The complaint, filed Thursday in a Miami federal court by lawyers Adam Moskowitz and Stuart Grossman, includes a report detailing why the Voyager Earn Program — allowing users to earn rewards on bitcoin, ether, USDC and other cryptoassets — should have been registered with the SEC.
The document also refutes Voyager’s claims that the Florida court does not have jurisdiction over the company, as the defendants of the class action complaint are vying for a jury trial.
Additionally, the document spotlights related actions taken by the SEC and state officials in the months after the original complaint was filed Dec. 24 on behalf of Florida resident Mark Cassidy.
Voyager competitor BlockFi said in February it would pay $100 million in fines to the SEC and state regulators over allegations it illegally offered a high-interest yield product.
Voyager CEO Stephen Ehrlich said during an earnings call that month that there are differences between Voyager’s Loyalty Program, which offers Voyager token holders rewards, and BlockFi interest accounts.
The company said in a March 30 statement it had received cease and desist orders from the state securities divisions of Indiana, Kentucky, New Jersey and Oklahoma relating to Voyager accounts that permit customers to earn rewards on their crypto balances.
“Voyager is in ongoing communications with these state regulators to better understand the terms in their respective regulatory orders and to clarify certain statements in the orders that Voyager believes are inaccurate,” the company said.
The original December complaint focused on allegations that Voyager charged hidden fees and made false promises to platform users. It claims that the firm’s bid-ask spread — the difference between the highest bid a buyer is willing to offer and the lowest bid a seller is willing to accept — “is kept intentionally wide.”
Cassidy’s lawyers said in January that litigation could result in more than $1 billion in compensation for Voyager users.
“This action is absolutely spurious and without any merit, whatsoever,” a Voyager spokesperson said in an email at the time. “We look forward to dealing with this matter through the appropriate legal channels.”
According to the amended complaint, Voyager previously claimed that the Florida court does not have jurisdiction over the company. But Voyager, listed on the Toronto Stock Exchange, sells its stock over-the-counter in the United States, including Florida, the document states. Thousands of the interest-earning crypto accounts are based in Florida, it adds.
Voyager also claimed they should not have to respond to the original complaint because Cassidy signed an “arbitration agreement,” Moskowitz told Blockworks.
The complaint notes that Janice Barrilleaux, Voyager’s chief administrative officer, called the January 2021 version of the company’s user agreement — the one Cassidy had agreed to — “grossly outdated.” David Brosgol, Voyager’s general counsel, later suggested “a significant overhaul” of the agreement, the document notes.

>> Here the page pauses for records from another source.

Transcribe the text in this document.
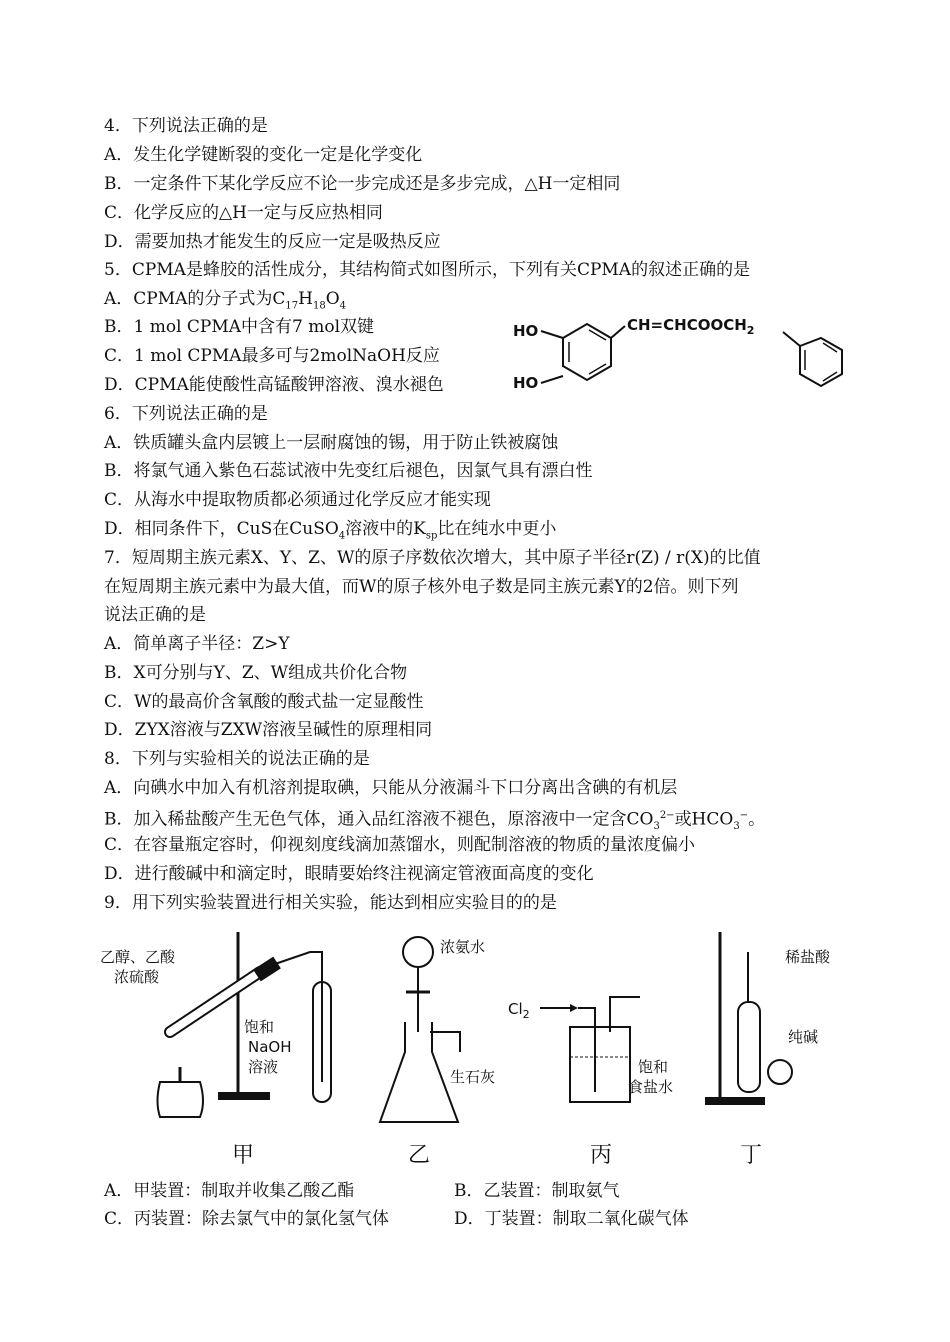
4．下列说法正确的是
A．发生化学键断裂的变化一定是化学变化
B．一定条件下某化学反应不论一步完成还是多步完成，△H一定相同
C．化学反应的△H一定与反应热相同
D．需要加热才能发生的反应一定是吸热反应
5．CPMA是蜂胶的活性成分，其结构简式如图所示，下列有关CPMA的叙述正确的是
A．CPMA的分子式为$C_{17}H_{18}O_4$
B．1 mol CPMA中含有7 mol双键
C．1 mol CPMA最多可与2molNaOH反应
D．CPMA能使酸性高锰酸钾溶液、溴水褪色
HO
HO
$CH=CHCOOCH_2$
6．下列说法正确的是
A．铁质罐头盒内层镀上一层耐腐蚀的锡，用于防止铁被腐蚀
B．将氯气通入紫色石蕊试液中先变红后褪色，因氯气具有漂白性
C．从海水中提取物质都必须通过化学反应才能实现
D．相同条件下，CuS在CuSO$_4$溶液中的$K_{sp}$比在纯水中更小
7．短周期主族元素X、Y、Z、W的原子序数依次增大，其中原子半径r(Z) / r(X)的比值
在短周期主族元素中为最大值，而W的原子核外电子数是同主族元素Y的2倍。则下列
说法正确的是
A．简单离子半径：Z>Y
B．X可分别与Y、Z、W组成共价化合物
C．W的最高价含氧酸的酸式盐一定显酸性
D．ZYX溶液与ZXW溶液呈碱性的原理相同
8．下列与实验相关的说法正确的是
A．向碘水中加入有机溶剂提取碘，只能从分液漏斗下口分离出含碘的有机层
B．加入稀盐酸产生无色气体，通入品红溶液不褪色，原溶液中一定含$CO_3^{2-}$或$HCO_3^-$。
C．在容量瓶定容时，仰视刻度线滴加蒸馏水，则配制溶液的物质的量浓度偏小
D．进行酸碱中和滴定时，眼睛要始终注视滴定管液面高度的变化
9．用下列实验装置进行相关实验，能达到相应实验目的的是
乙醇、乙酸
浓硫酸
饱和
NaOH
溶液
甲
浓氨水
生石灰
乙
$Cl_2$
饱和
食盐水
丙
稀盐酸
纯碱
丁
A．甲装置：制取并收集乙酸乙酯	B．乙装置：制取氨气
C．丙装置：除去氯气中的氯化氢气体	D．丁装置：制取二氧化碳气体
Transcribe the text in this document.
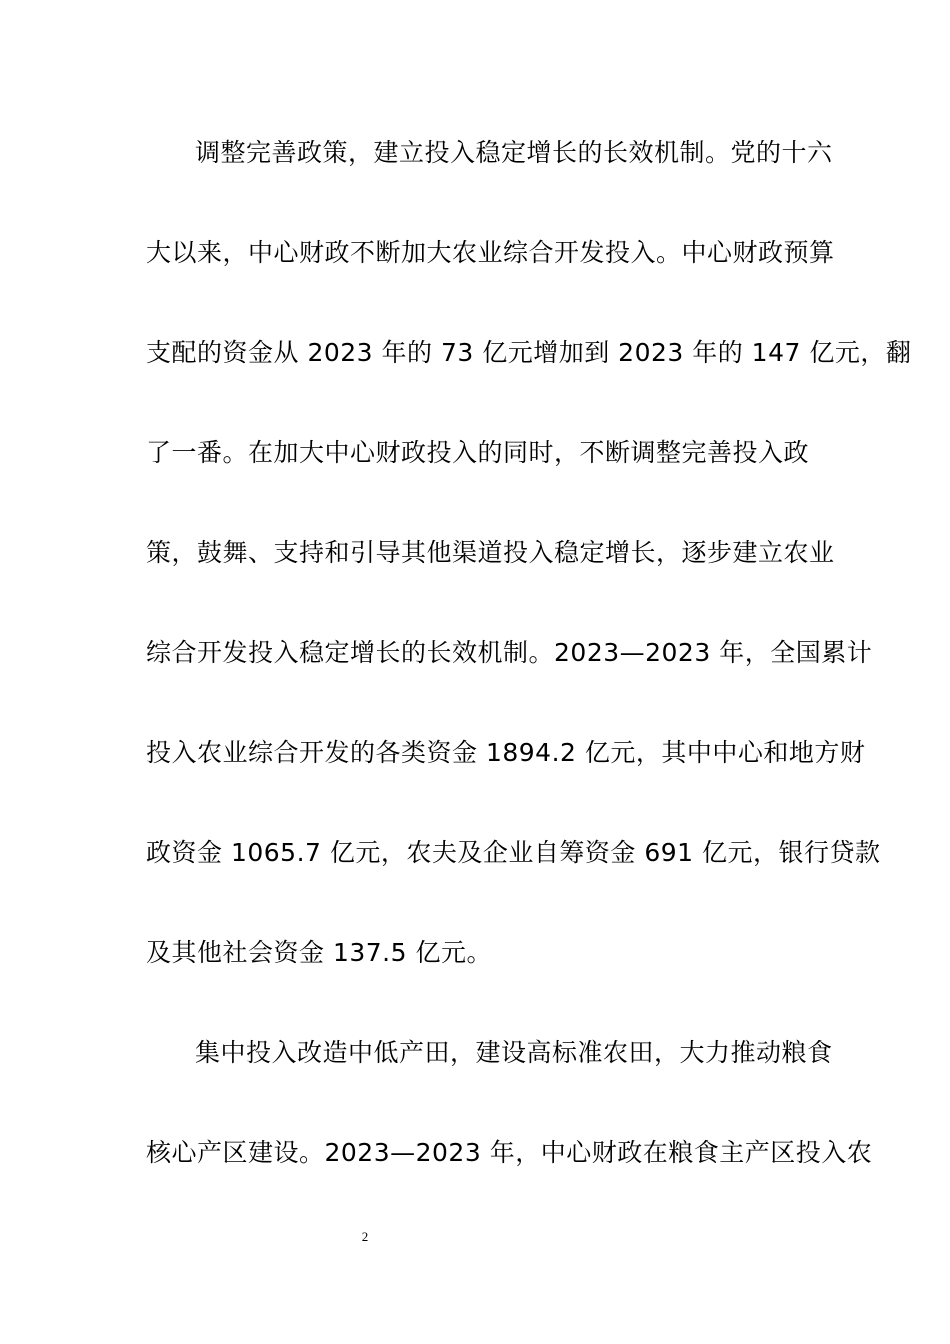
调整完善政策，建立投入稳定增长的长效机制。党的十六
大以来，中心财政不断加大农业综合开发投入。中心财政预算
支配的资金从 2023 年的 73 亿元增加到 2023 年的 147 亿元，翻
了一番。在加大中心财政投入的同时，不断调整完善投入政
策，鼓舞、支持和引导其他渠道投入稳定增长，逐步建立农业
综合开发投入稳定增长的长效机制。2023—2023 年，全国累计
投入农业综合开发的各类资金 1894.2 亿元，其中中心和地方财
政资金 1065.7 亿元，农夫及企业自筹资金 691 亿元，银行贷款
及其他社会资金 137.5 亿元。
集中投入改造中低产田，建设高标准农田，大力推动粮食
核心产区建设。2023—2023 年，中心财政在粮食主产区投入农
2
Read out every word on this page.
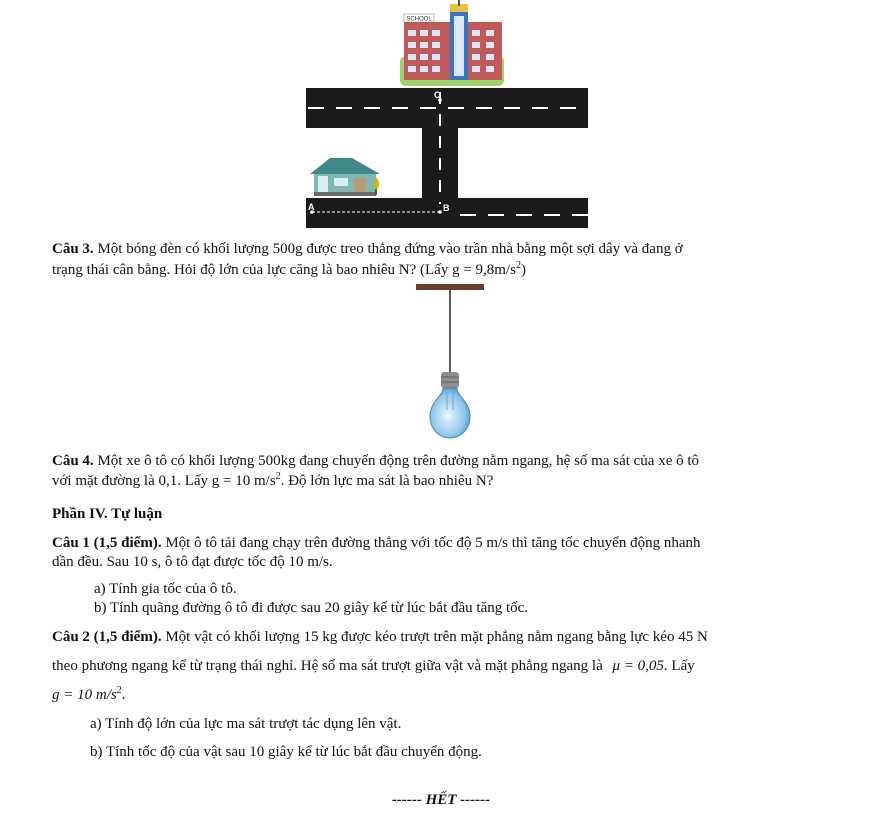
SCHOOL
C
A	B
Câu 3. Một bóng đèn có khối lượng 500g được treo thẳng đứng vào trần nhà bằng một sợi dây và đang ở
trạng thái cân bằng. Hỏi độ lớn của lực căng là bao nhiêu N? (Lấy $g = 9,8m/s^2$)
Câu 4. Một xe ô tô có khối lượng 500kg đang chuyển động trên đường nằm ngang, hệ số ma sát của xe ô tô
với mặt đường là 0,1. Lấy g = 10 $m/s^2$. Độ lớn lực ma sát là bao nhiêu N?
Phần IV. Tự luận
Câu 1 (1,5 điểm). Một ô tô tải đang chạy trên đường thẳng với tốc độ 5 m/s thì tăng tốc chuyển động nhanh
dần đều. Sau 10 s, ô tô đạt được tốc độ 10 m/s.
a) Tính gia tốc của ô tô.
b) Tính quãng đường ô tô đi được sau 20 giây kể từ lúc bắt đầu tăng tốc.
Câu 2 (1,5 điểm). Một vật có khối lượng 15 kg được kéo trượt trên mặt phẳng nằm ngang bằng lực kéo 45 N
theo phương ngang kể từ trạng thái nghỉ. Hệ số ma sát trượt giữa vật và mặt phẳng ngang là μ = 0,05. Lấy
g = 10 $m/s^2$.
a) Tính độ lớn của lực ma sát trượt tác dụng lên vật.
b) Tính tốc độ của vật sau 10 giây kể từ lúc bắt đầu chuyển động.
------ HẾT ------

“We hope that after the court resolves Voyager’s continued attempts to simply walk away from our case, we can quickly seek certification for all of Voyager’s customers that all have the same rewards accounts, and finally require Voyager to comply with the state and federal rules,” Moskowitz said.
A Voyager spokesperson did not return a request for comment.
The company reported completing roughly 36 million consumer crypto transactions and reaching $5.5 billion in net new retail deposits since inception, as of March 31. Voyager’s next earnings call is slated for May 16.